Quentin Bryan Angus is a jazz guitarist from Australia.

Career
Angus holds a PhD, a Master of Music degree, and a Bachelor of Music Degree from the Elder Conservatorium, University of Adelaide. He has produced two independently released albums, Retrieval Structure (2011) and Perception (2013). His quintet has performed at Jazz Hoeilaart in Belgium and Europafest in Romania.

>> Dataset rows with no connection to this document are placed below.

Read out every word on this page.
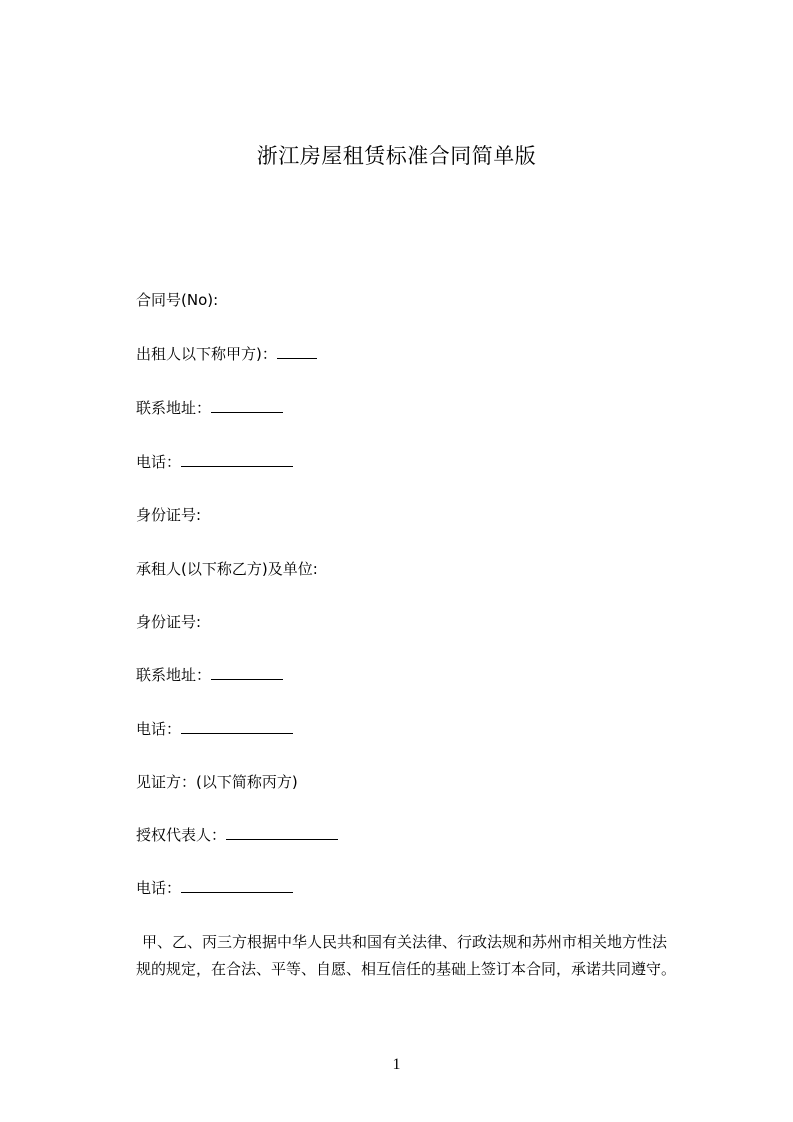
浙江房屋租赁标准合同简单版
合同号(No):
出租人以下称甲方)：
联系地址：
电话：
身份证号:
承租人(以下称乙方)及单位:
身份证号:
联系地址：
电话：
见证方：(以下简称丙方)
授权代表人：
电话：
甲、乙、丙三方根据中华人民共和国有关法律、行政法规和苏州市相关地方性法
规的规定，在合法、平等、自愿、相互信任的基础上签订本合同，承诺共同遵守。
1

He has written three transcription books of Gilad Hekselman's Improvisations from his albums; Split-Life, Words Unspoken and 'Hearts Wide Open' were published by Mel Bay, JazzHeaven, the NZMiC music journal, and has presented research papers on his transcriptions of Hekselman and John Abercrombie at music conferences in New Zealand and Australia.

Awards and honors
He is the inaugural winner of the APRA Art Music Award for Excellence In Jazz in 2012.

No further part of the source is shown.